Posted 20 May, 2026
Data Engineer (Python & PySpark)
Zensar Technologies
Bangalore, Karnataka, India
Full Time
Reference: 218_649632_145695
Key Responsibilities
- Pipeline Development: Design, develop, and maintain end-to-end ETL/ELT pipelines using Python and PySpark.
- Big Data Processing: Build large-scale data processing frameworks to handle structured and unstructured data, ensuring high performance and reliability.
- Cloud Infrastructure: Architect and manage data solutions within the GCP ecosystem, focusing on cost-efficiency and security.
- Data Modeling: Design and implement robust data warehouse models (Star/Snowflake schemas) and data lake architectures.
- Optimization: Identify, design, and implement internal process improvements, such as automating manual processes and optimizing data delivery for greater scalability.
- Collaboration: Work closely with stakeholders to understand data requirements and translate them into technical specifications.
Technical Qualifications
- Core Programming: Strong proficiency in Python, including experience with libraries like Pandas, NumPy, and logging frameworks.
- Big Data: 3+ years of hands-on experience with Apache Spark (PySpark) for distributed data processing.
- GCP Ecosystem: Practical experience with Google Cloud services, specifically:
- BigQuery (Optimization, Partitioning, Clustering).
- Cloud DataProc or Dataflow.
- Cloud Storage (GCS) and Cloud Functions.
- Cloud Composer (Apache Airflow) for orchestration.
- Data Warehousing: Solid understanding of relational databases and SQL (PostgreSQL, MySQL) as well as NoSQL environments.
- DevOps & Tools: Experience with Git, Docker, and CI/CD pipelines. Familiarity with Terraform or other IaC tools is a significant plus.
Part of the $4.8 billion RPG Group, we're a community of 10,000+ innovators across 30+ global locations, including Milpitas, Seattle, Princeton, Cape Town, London, Zurich, Singapore, and Mexico City.

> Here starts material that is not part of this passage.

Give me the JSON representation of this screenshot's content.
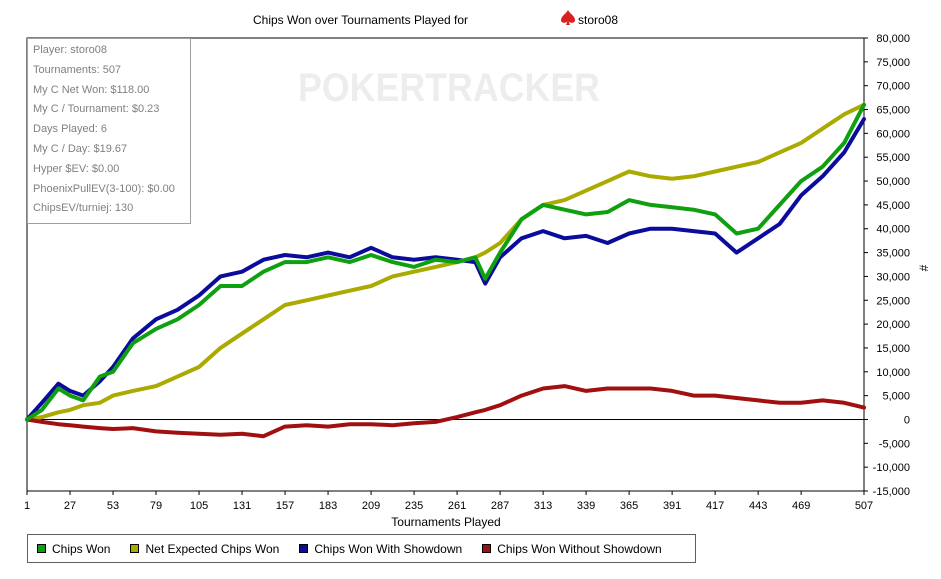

Explore Life at Zensar and join us to Grow. Own. Achieve. Learn. to be the best version of yourself.
We believe the best work happens when individuality is celebrated, growth is encouraged, and well-being is prioritized. We are an equal employment opportunity (EEO) and affirmative action employer, committed to creating an inclusive workplace. All qualified applicants will be considered without regard to race, creed, color, ancestry, religion, sex, national origin, citizenship, age, sexual orientation, gender identity, disability, marital status, family medical leave status, or protected veteran status.
Soft Skills
- Analytical Thinking: Ability to break down complex data problems into manageable technical tasks.
- Communication: Strong verbal and written skills to interact with both technical and non-technical teams.
- Adaptability: A self-starter who stays current with the evolving data engineering landscape.
- Mentorship: Willingness to provide guidance and conduct code reviews for more junior team members.
Preferred Skills
- Experience with real-time data streaming (e.g., Google Pub/Sub or Kafka).
- Knowledge of data governance, security, and privacy compliance (GDPR/CCPA).
- Experience in optimizing Spark jobs (shuffling, partitioning, and memory management).
- Professional Google Cloud Data Engineer certification.